Five "House-Made" Foods That Nearly Always Suck

Five "House-Made" Foods That Nearly Always Suck

I applaud the back-to-basics ethos that's creeping through American dining recently, where chefs are taking seriously the idea of cooking from ingredients, rather than cooking from prepared foods. It's a sort of anti-Sandra Lee, anti-Semi-Homemade revolution that, in general, is improving American dining.
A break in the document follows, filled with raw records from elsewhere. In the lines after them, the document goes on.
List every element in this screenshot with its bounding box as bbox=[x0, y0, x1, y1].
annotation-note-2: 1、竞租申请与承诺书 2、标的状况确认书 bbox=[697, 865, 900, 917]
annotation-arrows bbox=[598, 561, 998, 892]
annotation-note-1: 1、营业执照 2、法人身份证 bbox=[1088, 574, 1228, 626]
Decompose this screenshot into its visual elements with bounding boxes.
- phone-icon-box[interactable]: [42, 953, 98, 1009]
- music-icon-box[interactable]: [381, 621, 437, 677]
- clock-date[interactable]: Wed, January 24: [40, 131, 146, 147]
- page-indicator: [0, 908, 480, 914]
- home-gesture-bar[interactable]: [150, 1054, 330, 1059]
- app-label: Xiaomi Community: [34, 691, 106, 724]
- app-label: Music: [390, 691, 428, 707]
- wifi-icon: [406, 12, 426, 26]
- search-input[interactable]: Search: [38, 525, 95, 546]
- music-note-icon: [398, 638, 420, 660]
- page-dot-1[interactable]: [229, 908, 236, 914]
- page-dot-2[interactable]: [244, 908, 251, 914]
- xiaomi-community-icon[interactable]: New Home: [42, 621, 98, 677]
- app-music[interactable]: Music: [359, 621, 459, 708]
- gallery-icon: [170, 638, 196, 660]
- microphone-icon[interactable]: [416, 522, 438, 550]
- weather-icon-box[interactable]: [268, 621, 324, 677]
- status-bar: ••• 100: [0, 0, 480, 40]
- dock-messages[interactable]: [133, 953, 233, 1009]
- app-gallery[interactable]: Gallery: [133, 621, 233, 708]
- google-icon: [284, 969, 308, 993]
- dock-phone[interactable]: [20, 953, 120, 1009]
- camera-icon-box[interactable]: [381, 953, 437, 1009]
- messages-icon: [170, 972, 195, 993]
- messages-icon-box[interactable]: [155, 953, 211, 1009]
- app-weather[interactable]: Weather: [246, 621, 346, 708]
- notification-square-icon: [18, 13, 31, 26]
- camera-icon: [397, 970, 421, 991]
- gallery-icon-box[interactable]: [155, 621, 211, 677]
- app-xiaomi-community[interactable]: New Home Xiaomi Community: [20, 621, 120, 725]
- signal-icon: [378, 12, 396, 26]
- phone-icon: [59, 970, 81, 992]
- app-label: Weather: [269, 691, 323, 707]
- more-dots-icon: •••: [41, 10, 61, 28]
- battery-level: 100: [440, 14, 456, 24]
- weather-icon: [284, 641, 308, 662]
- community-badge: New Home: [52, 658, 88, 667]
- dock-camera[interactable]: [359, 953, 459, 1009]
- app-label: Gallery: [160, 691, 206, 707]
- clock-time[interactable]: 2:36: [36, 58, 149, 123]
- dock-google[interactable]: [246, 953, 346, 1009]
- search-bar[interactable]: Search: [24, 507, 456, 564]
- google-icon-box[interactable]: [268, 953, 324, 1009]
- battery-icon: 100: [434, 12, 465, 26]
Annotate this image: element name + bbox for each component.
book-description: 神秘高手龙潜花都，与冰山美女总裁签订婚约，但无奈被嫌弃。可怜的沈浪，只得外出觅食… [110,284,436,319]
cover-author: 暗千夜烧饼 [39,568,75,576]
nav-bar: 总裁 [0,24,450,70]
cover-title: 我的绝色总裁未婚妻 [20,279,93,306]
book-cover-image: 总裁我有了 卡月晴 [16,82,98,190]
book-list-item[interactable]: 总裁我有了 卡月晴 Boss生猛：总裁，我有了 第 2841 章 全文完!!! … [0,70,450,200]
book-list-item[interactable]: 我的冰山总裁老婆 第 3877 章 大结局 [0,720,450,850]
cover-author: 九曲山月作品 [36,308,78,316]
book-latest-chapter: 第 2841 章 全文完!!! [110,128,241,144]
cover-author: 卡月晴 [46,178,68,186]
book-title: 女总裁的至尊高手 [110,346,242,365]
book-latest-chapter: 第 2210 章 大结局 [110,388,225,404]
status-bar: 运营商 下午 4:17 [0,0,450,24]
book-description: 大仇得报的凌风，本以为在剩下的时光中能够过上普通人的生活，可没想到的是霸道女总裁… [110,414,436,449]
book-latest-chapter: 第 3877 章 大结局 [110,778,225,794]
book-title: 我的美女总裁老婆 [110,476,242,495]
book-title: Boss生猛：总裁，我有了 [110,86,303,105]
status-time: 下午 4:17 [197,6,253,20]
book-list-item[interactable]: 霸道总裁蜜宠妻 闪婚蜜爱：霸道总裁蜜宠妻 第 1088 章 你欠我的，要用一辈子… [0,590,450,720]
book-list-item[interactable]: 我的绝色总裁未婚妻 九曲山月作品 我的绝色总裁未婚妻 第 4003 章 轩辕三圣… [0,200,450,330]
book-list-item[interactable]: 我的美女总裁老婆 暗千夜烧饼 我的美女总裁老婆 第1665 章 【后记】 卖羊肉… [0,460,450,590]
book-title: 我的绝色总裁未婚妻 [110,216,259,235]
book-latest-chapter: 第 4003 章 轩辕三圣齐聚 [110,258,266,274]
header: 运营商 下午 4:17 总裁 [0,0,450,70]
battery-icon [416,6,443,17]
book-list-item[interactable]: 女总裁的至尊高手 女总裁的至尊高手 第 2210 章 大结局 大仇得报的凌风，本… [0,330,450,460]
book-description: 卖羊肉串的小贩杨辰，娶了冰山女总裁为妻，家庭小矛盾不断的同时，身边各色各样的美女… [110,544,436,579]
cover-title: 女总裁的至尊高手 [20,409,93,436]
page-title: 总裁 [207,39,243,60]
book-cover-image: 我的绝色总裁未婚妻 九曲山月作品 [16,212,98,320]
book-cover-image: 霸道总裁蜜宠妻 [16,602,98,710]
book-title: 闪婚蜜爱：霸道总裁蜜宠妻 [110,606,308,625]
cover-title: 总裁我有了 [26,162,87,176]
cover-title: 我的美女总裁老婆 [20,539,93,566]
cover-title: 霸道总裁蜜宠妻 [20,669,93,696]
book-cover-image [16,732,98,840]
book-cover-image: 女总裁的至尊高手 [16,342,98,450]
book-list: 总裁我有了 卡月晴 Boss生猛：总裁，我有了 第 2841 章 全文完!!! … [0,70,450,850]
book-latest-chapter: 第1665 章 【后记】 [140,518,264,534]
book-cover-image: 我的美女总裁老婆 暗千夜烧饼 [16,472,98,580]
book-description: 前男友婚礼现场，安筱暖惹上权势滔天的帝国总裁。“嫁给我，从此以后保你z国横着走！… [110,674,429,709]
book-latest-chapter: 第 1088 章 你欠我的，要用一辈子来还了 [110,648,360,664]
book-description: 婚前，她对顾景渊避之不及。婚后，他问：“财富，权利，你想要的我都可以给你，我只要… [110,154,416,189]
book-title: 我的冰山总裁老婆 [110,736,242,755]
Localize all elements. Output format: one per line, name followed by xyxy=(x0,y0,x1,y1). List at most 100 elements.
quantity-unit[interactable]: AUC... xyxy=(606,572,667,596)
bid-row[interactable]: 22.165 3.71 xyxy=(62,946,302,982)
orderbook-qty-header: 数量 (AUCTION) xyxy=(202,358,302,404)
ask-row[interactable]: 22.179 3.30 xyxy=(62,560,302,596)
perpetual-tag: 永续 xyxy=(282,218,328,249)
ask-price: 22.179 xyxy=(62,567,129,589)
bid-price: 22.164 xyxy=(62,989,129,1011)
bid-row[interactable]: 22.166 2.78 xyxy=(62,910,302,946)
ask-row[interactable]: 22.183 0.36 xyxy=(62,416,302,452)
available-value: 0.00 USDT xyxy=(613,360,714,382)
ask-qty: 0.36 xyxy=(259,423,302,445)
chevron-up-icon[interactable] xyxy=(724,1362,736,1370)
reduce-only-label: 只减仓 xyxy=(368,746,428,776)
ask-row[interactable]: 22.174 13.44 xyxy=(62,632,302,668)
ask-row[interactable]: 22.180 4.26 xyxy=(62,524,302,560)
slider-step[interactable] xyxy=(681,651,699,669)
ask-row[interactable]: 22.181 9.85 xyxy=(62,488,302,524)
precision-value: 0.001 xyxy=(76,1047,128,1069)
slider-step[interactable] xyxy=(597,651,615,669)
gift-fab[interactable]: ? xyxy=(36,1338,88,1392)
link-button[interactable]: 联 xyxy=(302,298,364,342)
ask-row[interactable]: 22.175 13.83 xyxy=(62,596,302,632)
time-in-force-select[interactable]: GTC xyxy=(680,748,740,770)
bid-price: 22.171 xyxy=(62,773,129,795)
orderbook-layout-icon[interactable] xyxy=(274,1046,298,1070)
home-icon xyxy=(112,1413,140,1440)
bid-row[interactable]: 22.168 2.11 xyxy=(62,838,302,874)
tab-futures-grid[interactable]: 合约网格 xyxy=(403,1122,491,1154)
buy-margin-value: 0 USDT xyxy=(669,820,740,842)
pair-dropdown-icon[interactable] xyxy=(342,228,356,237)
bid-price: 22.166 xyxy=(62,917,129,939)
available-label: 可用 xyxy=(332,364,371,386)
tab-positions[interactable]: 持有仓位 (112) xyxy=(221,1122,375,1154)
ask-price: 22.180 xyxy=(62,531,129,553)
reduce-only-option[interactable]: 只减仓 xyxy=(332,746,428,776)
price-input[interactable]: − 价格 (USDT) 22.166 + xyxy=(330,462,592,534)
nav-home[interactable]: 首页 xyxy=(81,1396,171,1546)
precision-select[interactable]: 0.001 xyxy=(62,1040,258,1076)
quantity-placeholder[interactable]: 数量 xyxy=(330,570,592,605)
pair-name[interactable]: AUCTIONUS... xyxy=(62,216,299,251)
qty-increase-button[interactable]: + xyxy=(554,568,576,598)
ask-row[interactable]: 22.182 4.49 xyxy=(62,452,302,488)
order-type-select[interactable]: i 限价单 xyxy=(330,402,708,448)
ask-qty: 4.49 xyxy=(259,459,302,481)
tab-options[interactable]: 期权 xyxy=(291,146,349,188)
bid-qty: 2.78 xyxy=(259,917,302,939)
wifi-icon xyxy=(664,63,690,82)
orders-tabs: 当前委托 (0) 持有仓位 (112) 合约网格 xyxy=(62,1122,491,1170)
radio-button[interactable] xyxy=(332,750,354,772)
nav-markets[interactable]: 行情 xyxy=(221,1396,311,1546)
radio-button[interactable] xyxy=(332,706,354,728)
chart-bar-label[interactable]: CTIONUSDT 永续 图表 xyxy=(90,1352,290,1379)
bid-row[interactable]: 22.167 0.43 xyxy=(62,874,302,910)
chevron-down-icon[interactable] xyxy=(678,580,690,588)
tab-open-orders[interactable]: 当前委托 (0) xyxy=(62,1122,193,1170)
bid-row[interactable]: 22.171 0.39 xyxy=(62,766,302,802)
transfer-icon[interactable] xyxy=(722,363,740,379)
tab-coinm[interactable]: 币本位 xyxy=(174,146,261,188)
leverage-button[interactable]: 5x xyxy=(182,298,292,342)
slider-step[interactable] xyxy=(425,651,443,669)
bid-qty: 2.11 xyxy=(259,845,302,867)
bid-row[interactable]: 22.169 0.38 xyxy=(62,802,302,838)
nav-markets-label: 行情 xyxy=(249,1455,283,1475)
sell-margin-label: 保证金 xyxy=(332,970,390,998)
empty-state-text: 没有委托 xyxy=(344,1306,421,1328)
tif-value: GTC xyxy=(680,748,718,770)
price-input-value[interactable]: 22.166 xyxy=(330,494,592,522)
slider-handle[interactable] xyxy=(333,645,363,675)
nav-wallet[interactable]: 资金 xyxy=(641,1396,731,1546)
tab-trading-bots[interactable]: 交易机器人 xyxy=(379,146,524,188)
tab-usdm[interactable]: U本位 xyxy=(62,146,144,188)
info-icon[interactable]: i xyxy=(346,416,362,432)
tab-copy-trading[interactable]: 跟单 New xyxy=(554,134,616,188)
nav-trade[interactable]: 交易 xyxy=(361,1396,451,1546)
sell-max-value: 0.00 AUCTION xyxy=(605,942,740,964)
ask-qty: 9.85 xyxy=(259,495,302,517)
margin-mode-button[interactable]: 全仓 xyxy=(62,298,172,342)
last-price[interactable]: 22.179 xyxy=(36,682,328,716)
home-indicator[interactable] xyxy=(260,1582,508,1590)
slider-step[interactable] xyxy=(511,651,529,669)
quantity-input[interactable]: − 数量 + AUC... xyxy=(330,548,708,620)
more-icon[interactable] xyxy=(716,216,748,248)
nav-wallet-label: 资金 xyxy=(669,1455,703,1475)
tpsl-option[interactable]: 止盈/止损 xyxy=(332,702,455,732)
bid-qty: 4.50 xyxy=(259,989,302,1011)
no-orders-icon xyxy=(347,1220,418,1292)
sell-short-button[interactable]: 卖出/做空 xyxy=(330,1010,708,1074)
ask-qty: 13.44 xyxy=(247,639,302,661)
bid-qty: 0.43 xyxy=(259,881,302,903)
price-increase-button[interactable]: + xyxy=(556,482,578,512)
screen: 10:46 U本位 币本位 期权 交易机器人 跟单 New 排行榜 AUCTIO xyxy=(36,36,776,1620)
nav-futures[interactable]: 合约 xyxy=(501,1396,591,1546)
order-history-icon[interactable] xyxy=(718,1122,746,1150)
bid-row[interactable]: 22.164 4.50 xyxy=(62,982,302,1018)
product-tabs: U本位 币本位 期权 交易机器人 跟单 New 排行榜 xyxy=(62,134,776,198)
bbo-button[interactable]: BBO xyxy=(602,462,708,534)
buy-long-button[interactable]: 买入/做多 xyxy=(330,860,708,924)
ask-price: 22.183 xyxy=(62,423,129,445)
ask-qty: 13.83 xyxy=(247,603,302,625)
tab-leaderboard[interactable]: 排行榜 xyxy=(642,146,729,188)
More importantly, it's re-training American palates, which will pay off down the road.

That said, some of you need to actually taste your food before you serve it--and have someone whom you trust to tell you the unvarnished truth taste it, too. Certain foods should only be preceded on a menu by the words "house-made" if you actually know what the hell you're doing. Sometimes it's because there is one brand and one brand only that people like, and sometimes it's because you're an idiot and don't know how to cook these things. Read on for an incomplete list of these things.

5. Fake Meat

Five "House-Made" Foods That Nearly Always Suck

This is at the end of the list because it belongs only to a certain sub-sub-sub-category of restaurants. It's tempting, when you run a vegetarian or vegan restaurant, to play with texturized vegetable protein (TVP) or other meat substitutes and try and imbue them with some flavor more appealing than sour cardboard. Unfortunately, pretty much nobody knows how to do it, and the result is me, sitting at a brightly colored table surrounded by batik prints, wishing the kitchen had sautéed the box instead.

4. Mac 'N Cheese

Five "House-Made" Foods That Nearly Always Suck

Cheese sauce--the stuff that goes onto mac 'n cheese--is simple stuff. It's white sauce with cheese melted into it. Unfortunately, ninety percent of the chefs in this country need to go back to middle school home economics and re-learn how to make a damn white sauce. If I had a dollar for every gluey, floury mac 'n cheese I've eaten since my daughter was born, I'd be able to rent a goon squad to beat some sense into the chefs of America. You suck at mac 'n cheese, chefs. Please, please, please go to the South and learn how to make it properly.